The estuary scenario demonstrates in a basic manner how to calculate estuarine exchange flow by means of a water column model. Since the model has no resolution in horizontal direction, all horizontal gradients need to be prescribed. The barotropic pressure gradient is replaced by the vertically averaged time series of velocity to reproduce the tidal flow including the residual flow due to river run-off. This principle has been shown by Burchard (1999).

The internal pressure gradient is prescribed by means of a horizontal salinity gradient that is constant in time and space. From that, GOTM calculates the horizontal density gradient and the internal pressure gradient as well as the horizontal advection term for salinity. In addition to the pressure gradients, a free-surface tidal oscillation is added in a way that we have a standing tidal wave. Both, M~2~ and S~2~ tidal components are included, such that a spring-neap cycle is resulting (the simulation starts with a spring tide and moves half way toward a neap tide). In the figure below, the horizontal tidal velocity, the salinity, the eddy diffusivity and the buoyancy production are shown.

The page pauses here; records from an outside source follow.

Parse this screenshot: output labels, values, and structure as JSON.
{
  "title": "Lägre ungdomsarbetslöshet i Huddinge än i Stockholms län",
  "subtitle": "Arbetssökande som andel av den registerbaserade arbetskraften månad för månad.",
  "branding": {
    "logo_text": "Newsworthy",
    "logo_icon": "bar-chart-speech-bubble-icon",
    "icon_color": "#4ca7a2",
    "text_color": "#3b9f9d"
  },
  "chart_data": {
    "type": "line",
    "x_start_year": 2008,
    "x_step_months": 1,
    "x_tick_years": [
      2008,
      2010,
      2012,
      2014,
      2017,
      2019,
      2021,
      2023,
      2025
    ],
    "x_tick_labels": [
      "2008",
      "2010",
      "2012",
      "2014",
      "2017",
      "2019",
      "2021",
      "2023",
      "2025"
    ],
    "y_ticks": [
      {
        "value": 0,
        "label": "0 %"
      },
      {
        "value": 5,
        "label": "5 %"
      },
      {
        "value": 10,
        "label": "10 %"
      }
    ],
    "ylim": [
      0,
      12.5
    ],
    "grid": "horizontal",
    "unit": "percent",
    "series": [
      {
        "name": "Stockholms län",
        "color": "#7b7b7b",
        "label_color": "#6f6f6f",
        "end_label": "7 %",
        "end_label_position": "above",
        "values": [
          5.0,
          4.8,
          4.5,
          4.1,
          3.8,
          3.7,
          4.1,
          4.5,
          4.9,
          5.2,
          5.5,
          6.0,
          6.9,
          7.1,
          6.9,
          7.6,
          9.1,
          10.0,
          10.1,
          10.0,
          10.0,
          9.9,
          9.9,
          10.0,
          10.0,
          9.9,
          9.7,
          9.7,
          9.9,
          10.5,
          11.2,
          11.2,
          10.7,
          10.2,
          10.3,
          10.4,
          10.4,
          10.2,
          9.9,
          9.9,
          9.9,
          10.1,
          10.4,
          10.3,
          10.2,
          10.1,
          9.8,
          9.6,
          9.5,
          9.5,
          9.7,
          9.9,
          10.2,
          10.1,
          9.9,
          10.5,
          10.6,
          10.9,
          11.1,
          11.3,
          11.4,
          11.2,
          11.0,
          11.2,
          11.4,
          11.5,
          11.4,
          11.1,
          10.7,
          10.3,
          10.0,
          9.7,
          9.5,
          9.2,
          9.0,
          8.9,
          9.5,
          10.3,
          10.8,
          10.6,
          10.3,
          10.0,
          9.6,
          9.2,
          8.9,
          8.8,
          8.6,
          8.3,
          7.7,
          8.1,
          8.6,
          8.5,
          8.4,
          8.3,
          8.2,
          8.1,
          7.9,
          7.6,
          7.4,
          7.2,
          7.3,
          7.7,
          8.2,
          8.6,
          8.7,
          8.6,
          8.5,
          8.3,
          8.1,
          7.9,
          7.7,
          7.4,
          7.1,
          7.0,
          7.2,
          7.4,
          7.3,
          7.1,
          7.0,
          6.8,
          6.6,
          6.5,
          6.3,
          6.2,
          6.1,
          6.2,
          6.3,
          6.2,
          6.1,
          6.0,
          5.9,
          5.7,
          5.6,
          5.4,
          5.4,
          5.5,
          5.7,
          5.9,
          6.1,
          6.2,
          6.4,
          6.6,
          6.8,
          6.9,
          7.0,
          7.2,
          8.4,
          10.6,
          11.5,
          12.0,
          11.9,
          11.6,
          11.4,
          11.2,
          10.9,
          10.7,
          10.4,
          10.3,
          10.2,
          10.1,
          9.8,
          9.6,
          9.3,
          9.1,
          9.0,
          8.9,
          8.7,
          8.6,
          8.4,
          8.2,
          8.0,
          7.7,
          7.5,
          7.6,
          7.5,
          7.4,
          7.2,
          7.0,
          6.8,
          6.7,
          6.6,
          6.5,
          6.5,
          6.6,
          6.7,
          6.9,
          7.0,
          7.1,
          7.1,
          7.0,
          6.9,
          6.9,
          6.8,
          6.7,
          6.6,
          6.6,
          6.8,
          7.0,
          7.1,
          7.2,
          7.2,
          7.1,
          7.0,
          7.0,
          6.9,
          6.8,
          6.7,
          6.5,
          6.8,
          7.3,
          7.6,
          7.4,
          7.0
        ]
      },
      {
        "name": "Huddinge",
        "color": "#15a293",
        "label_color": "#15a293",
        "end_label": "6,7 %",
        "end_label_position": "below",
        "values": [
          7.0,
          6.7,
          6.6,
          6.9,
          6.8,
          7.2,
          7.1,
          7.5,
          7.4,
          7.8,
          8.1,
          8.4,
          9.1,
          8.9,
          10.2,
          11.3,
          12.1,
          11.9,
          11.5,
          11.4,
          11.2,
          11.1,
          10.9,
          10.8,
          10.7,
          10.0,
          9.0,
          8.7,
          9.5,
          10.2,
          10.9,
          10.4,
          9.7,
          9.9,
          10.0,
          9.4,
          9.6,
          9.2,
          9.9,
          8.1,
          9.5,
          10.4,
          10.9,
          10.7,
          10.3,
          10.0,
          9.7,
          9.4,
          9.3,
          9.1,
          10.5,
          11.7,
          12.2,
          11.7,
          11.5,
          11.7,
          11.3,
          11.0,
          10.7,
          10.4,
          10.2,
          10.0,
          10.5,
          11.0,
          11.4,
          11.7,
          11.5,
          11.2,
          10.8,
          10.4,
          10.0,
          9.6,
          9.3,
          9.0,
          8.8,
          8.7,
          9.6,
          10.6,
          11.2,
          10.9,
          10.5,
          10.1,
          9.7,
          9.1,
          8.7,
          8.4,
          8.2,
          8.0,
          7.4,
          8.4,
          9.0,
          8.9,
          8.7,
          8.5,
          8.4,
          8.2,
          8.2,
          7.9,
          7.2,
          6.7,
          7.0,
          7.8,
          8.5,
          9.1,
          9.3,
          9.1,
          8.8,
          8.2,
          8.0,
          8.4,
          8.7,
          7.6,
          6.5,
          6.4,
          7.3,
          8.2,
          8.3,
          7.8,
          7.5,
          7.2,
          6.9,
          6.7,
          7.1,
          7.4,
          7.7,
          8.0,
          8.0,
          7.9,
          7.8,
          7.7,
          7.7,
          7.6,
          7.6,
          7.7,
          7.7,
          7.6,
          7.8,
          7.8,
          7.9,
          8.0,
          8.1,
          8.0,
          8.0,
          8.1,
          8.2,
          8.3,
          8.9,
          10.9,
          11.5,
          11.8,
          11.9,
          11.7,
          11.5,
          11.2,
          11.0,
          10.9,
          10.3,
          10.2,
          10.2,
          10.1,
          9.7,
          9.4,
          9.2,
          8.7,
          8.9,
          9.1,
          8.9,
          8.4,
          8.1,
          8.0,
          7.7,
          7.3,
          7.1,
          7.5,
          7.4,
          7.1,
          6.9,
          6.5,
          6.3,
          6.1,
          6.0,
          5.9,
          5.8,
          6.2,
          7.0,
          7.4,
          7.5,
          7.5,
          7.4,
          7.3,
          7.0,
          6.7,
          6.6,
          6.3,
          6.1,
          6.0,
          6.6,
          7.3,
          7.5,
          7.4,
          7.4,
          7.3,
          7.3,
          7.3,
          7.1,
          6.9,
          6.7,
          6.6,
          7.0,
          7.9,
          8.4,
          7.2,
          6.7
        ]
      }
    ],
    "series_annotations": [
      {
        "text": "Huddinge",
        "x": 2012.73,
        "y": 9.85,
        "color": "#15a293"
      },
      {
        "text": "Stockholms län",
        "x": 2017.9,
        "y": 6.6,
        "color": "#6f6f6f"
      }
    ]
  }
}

A typical SIPS (Strain-Induced Periodic Stratification) dynamics is developing, with destabilisation of the water column during flood (positive flow velocity, due to differential advection) and stabilisation during ebb flow (negative velocity). This type of estuary scenario has been applied in several publications such that in Burchard & Hetland (2010) and Burchard et al. (2023).

References:

Burchard, H., *Recalculation of surface slopes as forcing for numerical water column models of tidal flow*, Appl. Math. Modelling, 23, 737-755, 1999.

Burchard, H., and R.D. Hetland, *Quantifying the contributions of tidal straining and gravitational circulation to residual circulation in periodically stratified tidal estuaries*, J. Phys. Oceanogr., 40, 1243-1262, 2010.

Burchard, H., K. Bolding, X. Lange and A. Osadchiev, *Decomposition of estuarine circulation and residual stratification under land-fast sea ice*, J. Phys. Oceanogr., 53, 55-78, 2023.